CAP-PIRO Scoring System’s Performance in Predicting Prognosis and Severity of Community-Acquired Pneumonia: A Single-Center Prospective Study
Community-acquired pneumonia (CAP) is a significant global health issue, leading to high morbidity and mortality rates. Despite the existence of various severity scoring systems, accurately predicting patient outcomes remains challenging. The CAP-PIRO (Predisposition, Insult, Response, and Organ dysfunction) scoring system offers a comprehensive approach to evaluating CAP severity and prognosis. This study aimed to assess the effectiveness of the CAP-PIRO scoring system in predicting the prognosis and severity of CAP patients, focusing on the development of acute respiratory distress syndrome (ARDS) and 28-day mortality.

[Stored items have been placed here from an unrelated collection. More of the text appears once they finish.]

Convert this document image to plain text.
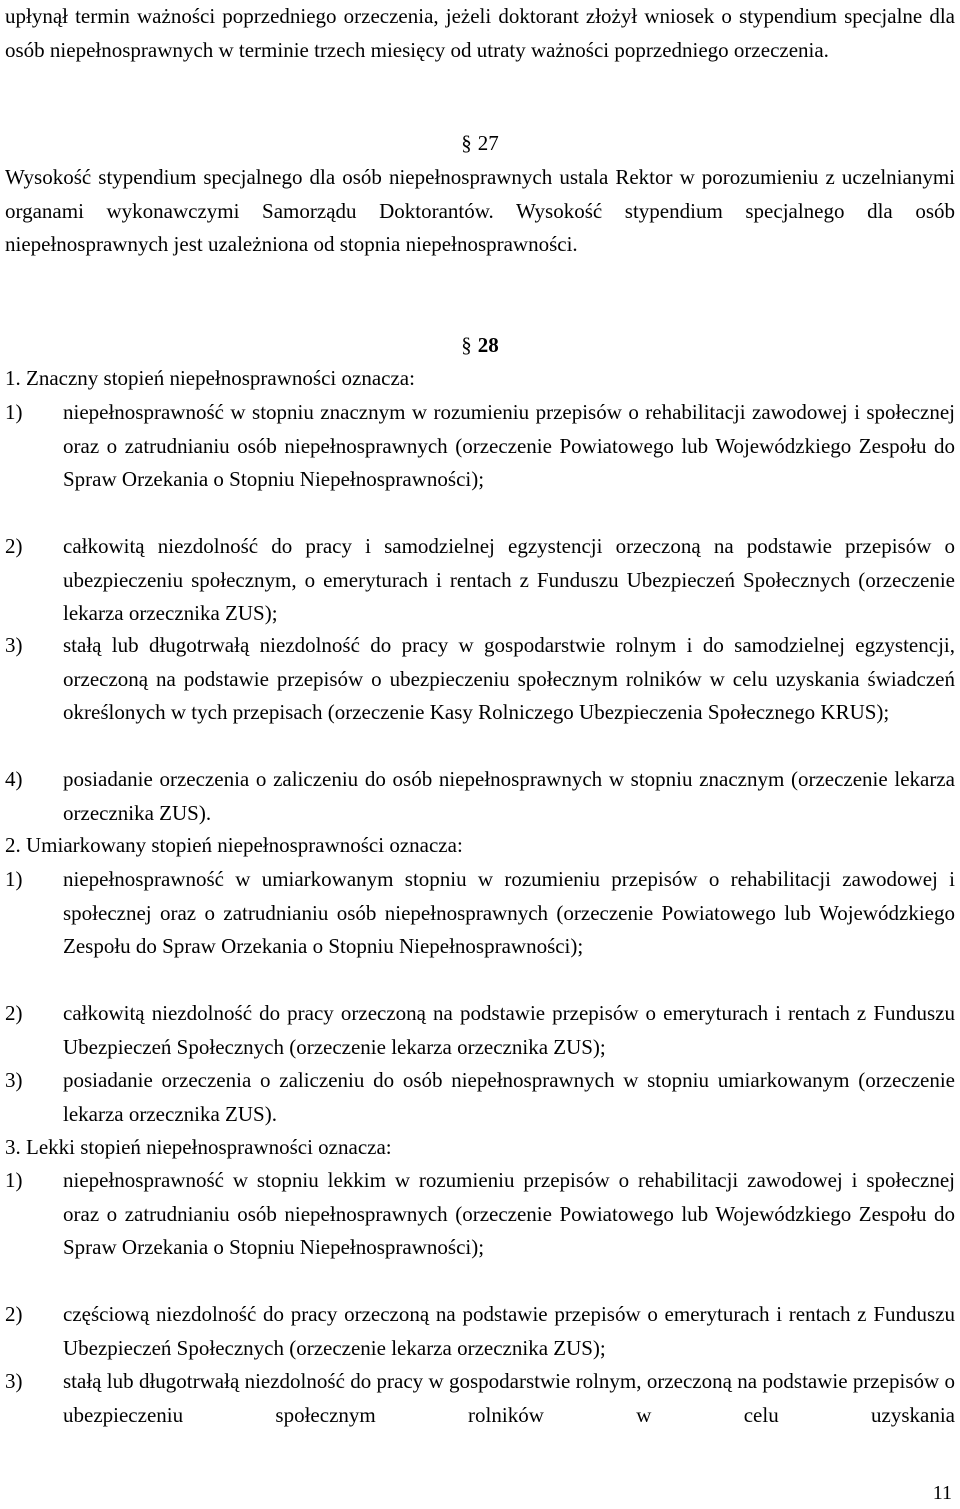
upłynął termin ważności poprzedniego orzeczenia, jeżeli doktorant złożył wniosek o stypendium specjalne dla osób niepełnosprawnych w terminie trzech miesięcy od utraty ważności poprzedniego orzeczenia.

§ 27

Wysokość stypendium specjalnego dla osób niepełnosprawnych ustala Rektor w porozumieniu z uczelnianymi organami wykonawczymi Samorządu Doktorantów. Wysokość stypendium specjalnego dla osób niepełnosprawnych jest uzależniona od stopnia niepełnosprawności.

§ 28

1. Znaczny stopień niepełnosprawności oznacza:
1) niepełnosprawność w stopniu znacznym w rozumieniu przepisów o rehabilitacji zawodowej i społecznej oraz o zatrudnianiu osób niepełnosprawnych (orzeczenie Powiatowego lub Wojewódzkiego Zespołu do Spraw Orzekania o Stopniu Niepełnosprawności);

2) całkowitą niezdolność do pracy i samodzielnej egzystencji orzeczoną na podstawie przepisów o ubezpieczeniu społecznym, o emeryturach i rentach z Funduszu Ubezpieczeń Społecznych (orzeczenie lekarza orzecznika ZUS);

3) stałą lub długotrwałą niezdolność do pracy w gospodarstwie rolnym i do samodzielnej egzystencji, orzeczoną na podstawie przepisów o ubezpieczeniu społecznym rolników w celu uzyskania świadczeń określonych w tych przepisach (orzeczenie Kasy Rolniczego Ubezpieczenia Społecznego KRUS);

4) posiadanie orzeczenia o zaliczeniu do osób niepełnosprawnych w stopniu znacznym (orzeczenie lekarza orzecznika ZUS).

2. Umiarkowany stopień niepełnosprawności oznacza:
1) niepełnosprawność w umiarkowanym stopniu w rozumieniu przepisów o rehabilitacji zawodowej i społecznej oraz o zatrudnianiu osób niepełnosprawnych (orzeczenie Powiatowego lub Wojewódzkiego Zespołu do Spraw Orzekania o Stopniu Niepełnosprawności);

2) całkowitą niezdolność do pracy orzeczoną na podstawie przepisów o emeryturach i rentach z Funduszu Ubezpieczeń Społecznych (orzeczenie lekarza orzecznika ZUS);

3) posiadanie orzeczenia o zaliczeniu do osób niepełnosprawnych w stopniu umiarkowanym (orzeczenie lekarza orzecznika ZUS).

3. Lekki stopień niepełnosprawności oznacza:
1) niepełnosprawność w stopniu lekkim w rozumieniu przepisów o rehabilitacji zawodowej i społecznej oraz o zatrudnianiu osób niepełnosprawnych (orzeczenie Powiatowego lub Wojewódzkiego Zespołu do Spraw Orzekania o Stopniu Niepełnosprawności);

2) częściową niezdolność do pracy orzeczoną na podstawie przepisów o emeryturach i rentach z Funduszu Ubezpieczeń Społecznych (orzeczenie lekarza orzecznika ZUS);

3) stałą lub długotrwałą niezdolność do pracy w gospodarstwie rolnym, orzeczoną na podstawie przepisów o ubezpieczeniu społecznym rolników w celu uzyskania

11
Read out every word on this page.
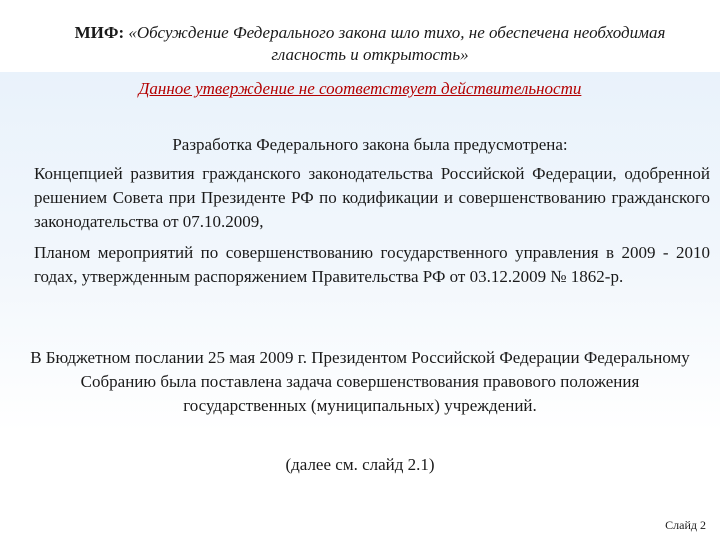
МИФ: «Обсуждение Федерального закона шло тихо, не обеспечена необходимая гласность и открытость»
Данное утверждение не соответствует действительности
Разработка Федерального закона была предусмотрена:
Концепцией развития гражданского законодательства Российской Федерации, одобренной решением Совета при Президенте РФ по кодификации и совершенствованию гражданского законодательства от 07.10.2009,
Планом мероприятий по совершенствованию государственного управления в 2009 - 2010 годах, утвержденным распоряжением Правительства РФ от 03.12.2009 № 1862-р.
В Бюджетном послании 25 мая 2009 г. Президентом Российской Федерации Федеральному Собранию была поставлена задача совершенствования правового положения государственных (муниципальных) учреждений.
(далее см. слайд 2.1)
Слайд 2
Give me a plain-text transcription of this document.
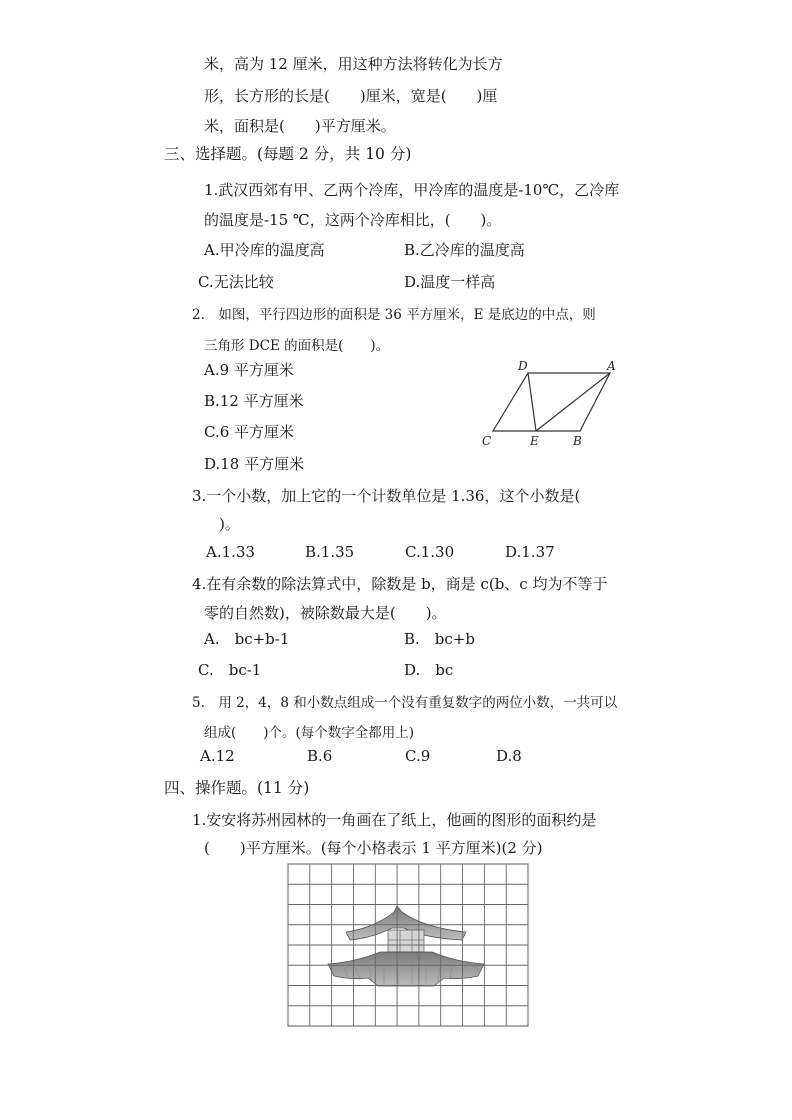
米，高为 12 厘米，用这种方法将转化为长方
形，长方形的长是(　　)厘米，宽是(　　)厘
米，面积是(　　)平方厘米。
三、选择题。(每题 2 分，共 10 分)
1.武汉西郊有甲、乙两个冷库，甲冷库的温度是-10℃，乙冷库
的温度是-15 ℃，这两个冷库相比，(　　)。
A.甲冷库的温度高	B.乙冷库的温度高
C.无法比较	D.温度一样高
2.　如图，平行四边形的面积是 36 平方厘米，E 是底边的中点，则
三角形 DCE 的面积是(　　)。
A.9 平方厘米
B.12 平方厘米
C.6 平方厘米
D.18 平方厘米
D	A
C	E	B
3.一个小数，加上它的一个计数单位是 1.36，这个小数是(
　)。
A.1.33	B.1.35	C.1.30	D.1.37
4.在有余数的除法算式中，除数是 b，商是 c(b、c 均为不等于
零的自然数)，被除数最大是(　　)。
A.　bc+b-1	B.　bc+b
C.　bc-1	D.　bc
5.　用 2，4，8 和小数点组成一个没有重复数字的两位小数，一共可以
组成(　　)个。(每个数字全都用上)
A.12	B.6	C.9	D.8
四、操作题。(11 分)
1.安安将苏州园林的一角画在了纸上，他画的图形的面积约是
(　　)平方厘米。(每个小格表示 1 平方厘米)(2 分)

A total of 875 CAP patients were prospectively enrolled from the emergency department of Beijing Chao-yang Hospital between November 2017 and December 2023. Clinical data, including patient demographics, medical history, vital signs, and laboratory findings, were collected within 6 hours of admission. CAP-PIRO, CURB-65, and PSI scores were calculated. Patients were stratified based on ARDS development, 28-day mortality, and PaO2/FiO2 categories (≤100 mmHg, 100-200 mmHg, 200-300 mmHg). Significant differences were observed in PCT, blood lactate (Lac), CURB-65, PSI, and CAP-PIRO scores between patients with and without ARDS, as well as between survivors and non-survivors at 28 days (P<0.05). CAP-PIRO and Lac were identified as independent predictors for ARDS development and 28-day mortality. The area under the ROC curve (AUC) for CAP-PIRO was higher than that for CURB-65 and PSI in predicting 28-day mortality. The combination of CAP-PIRO and Lac demonstrated improved predictive accuracy for ARDS. Notably, significant differences in CAP-PIRO scores were observed across different PaO2/FiO2 groups. CAP-PIRO demonstrates strong predictive ability for adverse outcomes and, when combined with lactate, shows enhanced predictive power. These findings underscore the value of CAP-PIRO for clinical risk stratification in CAP patients.